O autor se mostra alegre com a boa crítica, mas sobretudo pelo apoio do mercado editorial e à recepção no público, apesar do volume de texto da obra. Com motivação pessoal, tempo para dedicar à pesquisa e amor pela tarefa de biografar, Metaxas fala da determinação, do empenho e do prazer com que se dedicou à tarefa, informando que foi o período de esforço mais concentrado que já fez, atitude que lembra o depoimento de Umberto Eco em O Nome da Rosa: pós-escrito e, sem falso moralismo, admitindo que desejou que sua obra fosse definitiva.

Também admitiu sua paixão pelo perfil do biografado. “Ele é a pessoa mais autêntica que eu já encontrei, e eu sei que a sua vida fala poderosamente a nós de inúmeras maneiras. Ele é como o herói supremo, e sua história é tão inspiradora que eu tinha que contá-la a uma nova geração de leitores”.

Imagine como essa motivação o fez voltar mais de 70 anos, revolver documentos como cartas, anotações, artigos e livros, inclusive o inconcluso Ética, além das cartas de amor enviadas à noiva (Love Letters from Cell 92), escritas no momento derradeiro, nos primeiros meses de 1945.

Esse herói vive em meio ao estresse de um regime absolutista e já em crise, movimenta-se numa igreja que lhe vira as costas e intelectuais que não apoiam os riscos últimos de seus envolvimentos, como Karl Barth. Ao mesmo tempo, Bonhoeffer tem convicções de fé que o impulsionam mar adentro, mesmo com a maré perigosa, que o faz manter a sensibilidade e a ternura, ao lado da disposição de assumir seus postulados.
"Não qualquer um, mas aquele direito faz e ousa, não paira no possível mas se agarra corajosamente à realidade", era seu lema.

O herói cristão da resistência ao nazismo parece que vai saltar das páginas desta obra, sobretudo quando traduzida ao espanhol e ao português, por causa da humanidade que o teólogo nunca abandonou em meio ao turbilhão de fatos de impacto mundial em que se movimentou.


A propósito, segundo o autor, sua obra “o humaniza muito e mostra que tipo de pessoa era.

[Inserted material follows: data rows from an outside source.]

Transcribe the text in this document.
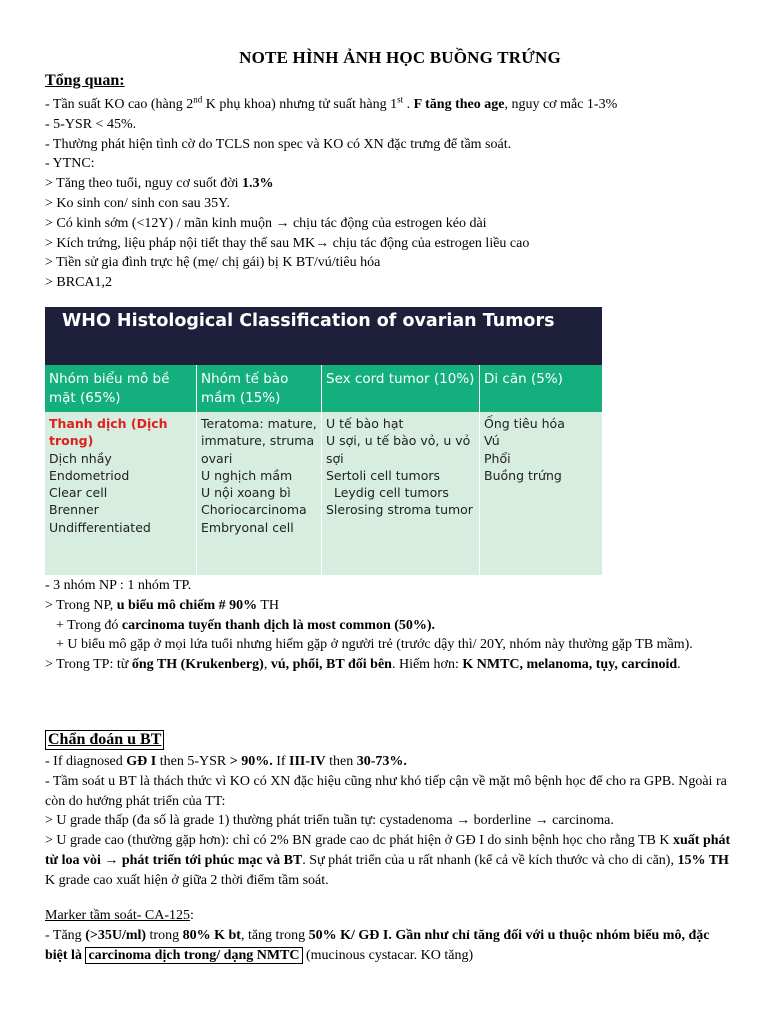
NOTE HÌNH ẢNH HỌC BUỒNG TRỨNG
Tổng quan:
- Tần suất KO cao (hàng 2nd K phụ khoa) nhưng tử suất hàng 1st . F tăng theo age, nguy cơ mắc 1-3%
- 5-YSR < 45%.
- Thường phát hiện tình cờ do TCLS non spec và KO có XN đặc trưng để tầm soát.
- YTNC:
> Tăng theo tuổi, nguy cơ suốt đời 1.3%
> Ko sinh con/ sinh con sau 35Y.
> Có kinh sớm (<12Y) / mãn kinh muộn → chịu tác động của estrogen kéo dài
> Kích trứng, liệu pháp nội tiết thay thế sau MK→ chịu tác động của estrogen liều cao
> Tiền sử gia đình trực hệ (mẹ/ chị gái) bị K BT/vú/tiêu hóa
> BRCA1,2
WHO Histological Classification of ovarian Tumors
Nhóm biểu mô bề mặt (65%)
Nhóm tế bào mầm (15%)
Sex cord tumor (10%) Di căn (5%)
Thanh dịch (Dịch trong)
Dịch nhầy
Endometriod
Clear cell
Brenner
Undifferentiated
Teratoma: mature, immature, struma ovari
U nghịch mầm
U nội xoang bì
Choriocarcinoma
Embryonal cell
U tế bào hạt
U sợi, u tế bào vỏ, u vỏ sợi
Sertoli cell tumors
Leydig cell tumors
Slerosing stroma tumor
Ống tiêu hóa
Vú
Phổi
Buồng trứng
- 3 nhóm NP : 1 nhóm TP.
> Trong NP, u biểu mô chiếm # 90% TH
+ Trong đó carcinoma tuyến thanh dịch là most common (50%).
+ U biểu mô gặp ở mọi lứa tuổi nhưng hiếm gặp ở người trẻ (trước dậy thì/ 20Y, nhóm này thường gặp TB mầm).
> Trong TP: từ ống TH (Krukenberg), vú, phổi, BT đối bên. Hiếm hơn: K NMTC, melanoma, tụy, carcinoid.
Chẩn đoán u BT
- If diagnosed GĐ I then 5-YSR > 90%. If III-IV then 30-73%.
- Tầm soát u BT là thách thức vì KO có XN đặc hiệu cũng như khó tiếp cận về mặt mô bệnh học để cho ra GPB. Ngoài ra còn do hướng phát triển của TT:
> U grade thấp (đa số là grade 1) thường phát triển tuần tự: cystadenoma → borderline → carcinoma.
> U grade cao (thường gặp hơn): chỉ có 2% BN grade cao dc phát hiện ở GĐ I do sinh bệnh học cho rằng TB K xuất phát từ loa vòi → phát triển tới phúc mạc và BT. Sự phát triển của u rất nhanh (kể cả về kích thước và cho di căn), 15% TH K grade cao xuất hiện ở giữa 2 thời điểm tầm soát.
Marker tầm soát- CA-125:
- Tăng (>35U/ml) trong 80% K bt, tăng trong 50% K/ GĐ I. Gần như chỉ tăng đối với u thuộc nhóm biểu mô, đặc biệt là carcinoma dịch trong/ dạng NMTC (mucinous cystacar. KO tăng)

Ele surge como alguém acessível, encantador e gracioso, o tipo de pessoa com quem qualquer um adoraria passar o tempo”. Mais: aquilo sobre o que se tinha algumas informações, como seu trabalho na inteligência militar alemã, a Abwehr, onde obteve informações para salvar a vida de judeus, constitui o elemento que a biografia destaca.

O outro traço é o perfil de militante, extremamente autodisciplinado, crítico, exigente e eventualmente impaciente. Isso explica opções teológicas firmes – como o raciocínio de que o menino não errou ao mentir para o professor que queria ridicularizá-lo ao falar da bebedeira do pai – e opções éticas drásticas – quando explicou, ao ser preso, que a tarefa do pastor diante do louco que dirige de forma desgovernada um caminhão, provocando acidentes e mortes, não é apenas sepultar os mortos e consolar os enlutados, mas arrancar-lhe o volante das mãos.

2 comentários:

Passos disse...

Agradeço a biografia sintética de Bonhoeffer a quem encontrei por sua obra "Resistência e Submissão" há muitos anos e é inspiração de comprometimento militante. Prof. Luiz A. Passos/UFMT

rose disse...

Super grata, Antonio por este trabalho, excelente, muito bom ver de perto essa trajetória com tanta HUMANIDADE, que só pode ser de Deus mesmo!